How can I keep my dog safe in hot weather?

In Summer, the higher temperatures make the issue of keeping cool, compounded for our dogs, what with their extra layer - and in some breeds 2 layers - of heat-trapping fur contributing to the problem.

Added to this is an elevated risk at such times, notably in the summer, of our dogs becoming sunburnt; particularly on vulnerable areas like their noses. And of course areas of skin on dogs with thinner, and in some breeds little, fur.

There are plenty of ways to try to help our dogs keep cooler. Mine like ice cubes, particularly if they have meat juices frozen!

Battersea Dogs & Cats Home have a useful article with tips on caring for your dogs in Summer which may be read here:
Summer dog care

Blue Cross also have a useful article called How to keep dogs cool in the summer heat


Some good advice. My dog loves her paddling pool but wouldn’t have the frozen ice cubes. She will have her natural yogurt frozen so I put some of that in the ice cube tray.

1 Like

For any dogs who can have too much of a good thing.
water intoxication

I have to watch my dog as she likes to dig and snap at the water. I limit her time in there and keep her water shallow. We will probably avoid the sea from now on as on a recent holiday, she ingested some after a short paddle and it came straight out the other end! Luckily no lasting effects. I think her body got rid of it pretty quickly but scary.


Thanks for the link Tinyplanets.

I’ve seen many dogs, especially labradors(!) having a great time splashing in the rivers. As we know, they are natural water-loving dogs, complimented by their webbed feet and otter tail which aid their buoyancy and ability in water. Yet at times like many breeds, they gulp large amounts of water when retrieving (whatever their owners have thrown) from the rivers. At times ‘coughing’ on the river banks whilst proudly presenting their ‘prize’!

It’s good to hear Muffin was okay, oh how they frighten us at times!

Taking care of dogs in summer is a bit difficult as they might get heat stroke easily. Few things to be done is:

  1. Keep them hydrated
  2. Provide them shed during summers
  3. If possible go on walk in early morning or evening
1 Like

Yes it’s wise to be careful in the heat and another way to help a dog that is overheating is to reduce her temperature by placing or dabbing a cool wet towel over her neck, under her armpits, and underneath her in the hind leg area.

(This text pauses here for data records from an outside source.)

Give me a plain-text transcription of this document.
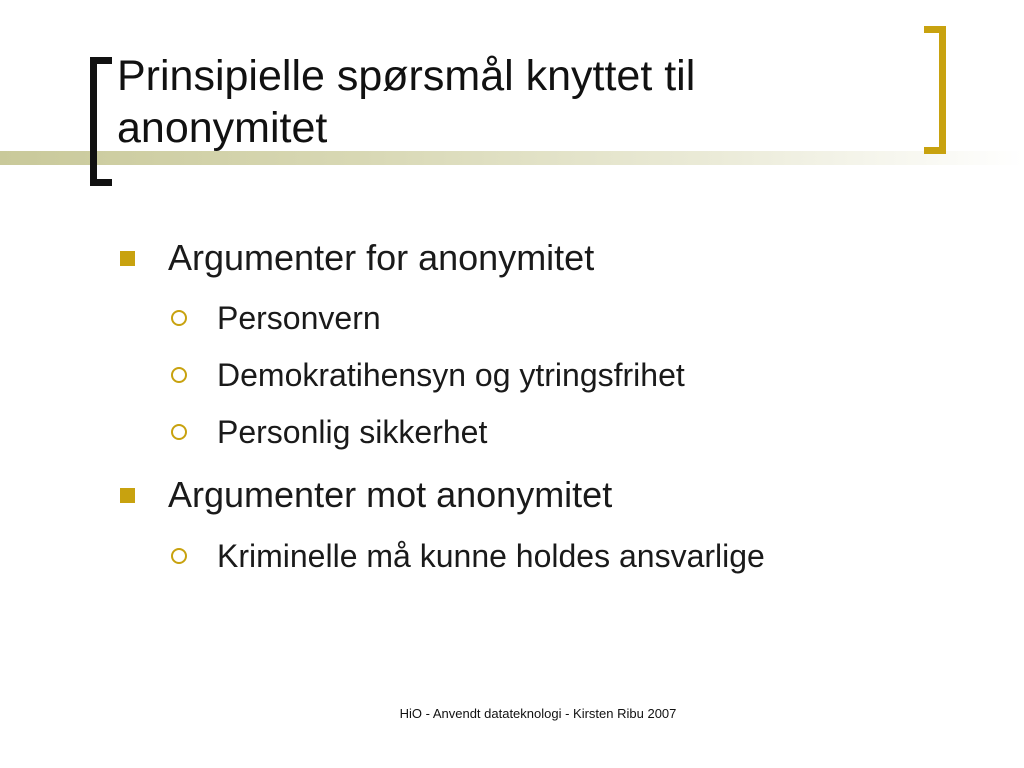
Prinsipielle spørsmål knyttet til anonymitet
Argumenter for anonymitet
Personvern
Demokratihensyn og ytringsfrihet
Personlig sikkerhet
Argumenter mot anonymitet
Kriminelle må kunne holdes ansvarlige
HiO - Anvendt datateknologi - Kirsten Ribu 2007
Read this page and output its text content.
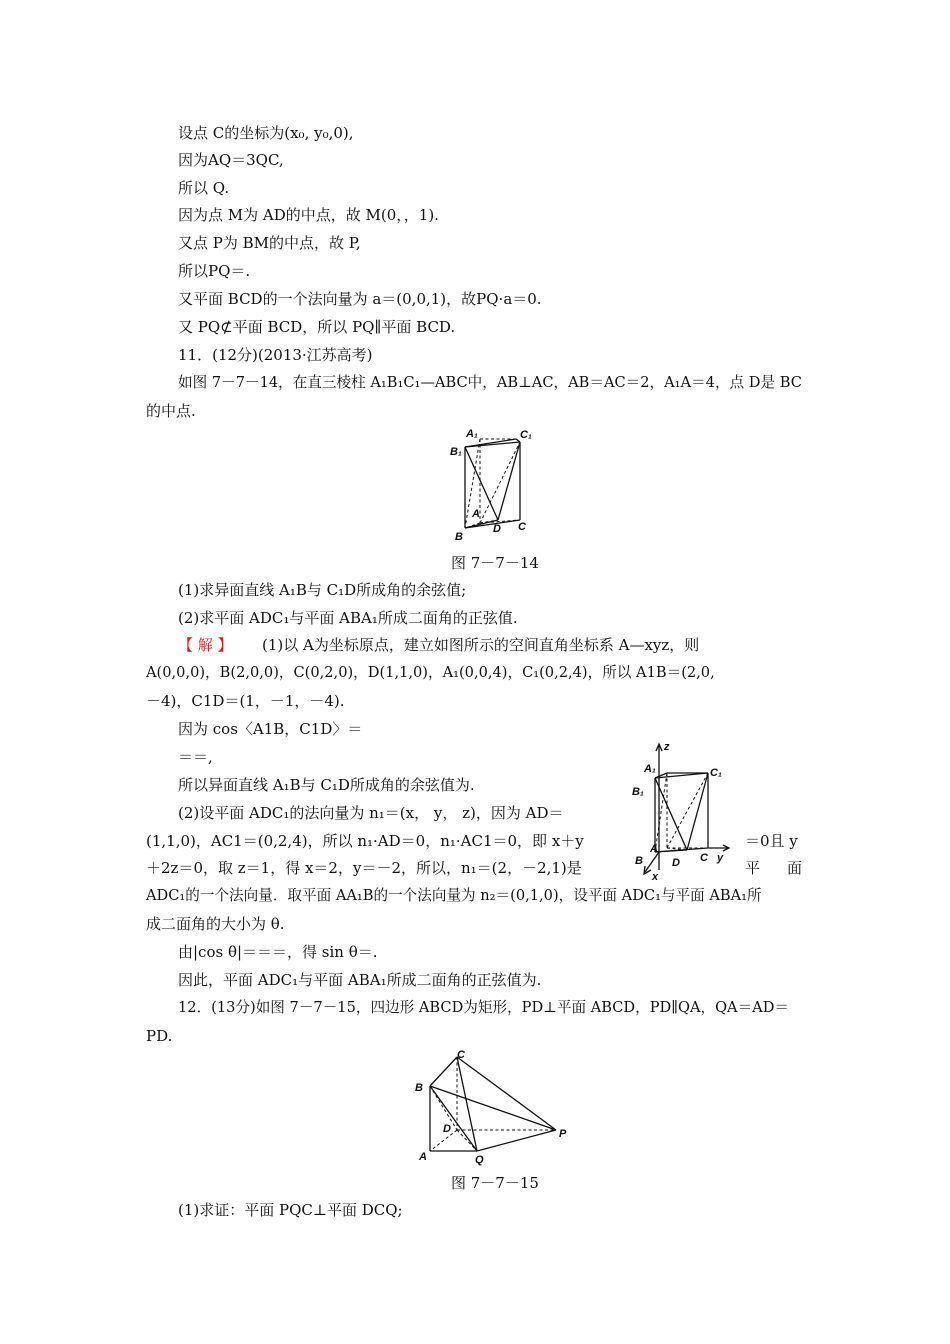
设点 C的坐标为(x₀, y₀,0),
因为AQ＝3QC,
所以 Q.
因为点 M为 AD的中点，故 M(0，，1).
又点 P为 BM的中点，故 P,
所以PQ＝.
又平面 BCD的一个法向量为 a＝(0,0,1)，故PQ·a＝0.
又 PQ⊄平面 BCD，所以 PQ∥平面 BCD.
11．(12分)(2013·江苏高考)
如图 7－7－14，在直三棱柱 A₁B₁C₁—ABC中，AB⊥AC，AB＝AC＝2，A₁A＝4，点 D是 BC
的中点.
A₁
B₁
C₁
A
B
D C
图 7－7－14
(1)求异面直线 A₁B与 C₁D所成角的余弦值;
(2)求平面 ADC₁与平面 ABA₁所成二面角的正弦值.
【 解 】 (1)以 A为坐标原点，建立如图所示的空间直角坐标系 A—xyz，则
A(0,0,0)，B(2,0,0)，C(0,2,0)，D(1,1,0)，A₁(0,0,4)，C₁(0,2,4)，所以 A1B＝(2,0,
－4)，C1D＝(1，－1，－4).
因为 cos〈A1B，C1D〉＝
＝＝,
所以异面直线 A₁B与 C₁D所成角的余弦值为.
(2)设平面 ADC₁的法向量为 n₁＝(x， y， z)，因为 AD＝
(1,1,0)，AC1＝(0,2,4)，所以 n₁·AD＝0，n₁·AC1＝0，即 x＋y	＝0且 y
＋2z＝0，取 z＝1，得 x＝2，y＝－2，所以，n₁＝(2，－2,1)是	平　面
ADC₁的一个法向量．取平面 AA₁B的一个法向量为 n₂＝(0,1,0)，设平面 ADC₁与平面 ABA₁所
成二面角的大小为 θ.
由|cos θ|＝＝＝，得 sin θ＝.
因此，平面 ADC₁与平面 ABA₁所成二面角的正弦值为.
z
A₁
B₁
C₁
A
D C y
x
B
12．(13分)如图 7－7－15，四边形 ABCD为矩形，PD⊥平面 ABCD，PD∥QA，QA＝AD＝
PD.
C
B
D
A	Q
P
图 7－7－15
(1)求证：平面 PQC⊥平面 DCQ;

Love Dogs - I wonder if you might explain a little more about your suggestion:

MEG: On your, request I would elaborate more on it.

  1. Keep them hydrated: Give them enough amount of water all day long and always his water bowl full so that he might not roam around the house when he is thirsty.
  2. Provide them shed: Usually, people make a small hut outside the house for dogs so he can play well and be healthy with fresh air. So, in that case, provide a proper shed to his hut. If you are travelling with your dog make sure he is not exposed to the sun for a longer time.
  3. We all take our dog for a walk as a part of daily routine. During another season you can take your dog for a walk during any time but in summers prefer the time when sun rays are little less like morning or evening.

Hope this helps!

1 Like

Indeed yes, the extra shelter from the sun is a bonus for a dog out in the heat. I appreciate all your help with this Love Dogs, thankyou.

If it’s around 30 degrees I would prefer to keep mine indoors with blinds shut & fan (or portable aircon unit if available), rather than in a shed/kennel. The temperature inside my shed is warm enough to make humans sweat heavily on a hot day…I suspect out dogs would also be too hot unless kennel or shed out of direct sunlight.

Kiddie pools work. Although actual doggie pools are better since they are made so that they aren’t scratched by your dog’s nails and usually have drains since they get dirty quickly. With either option though you can always add ice cubes on really hot summer days.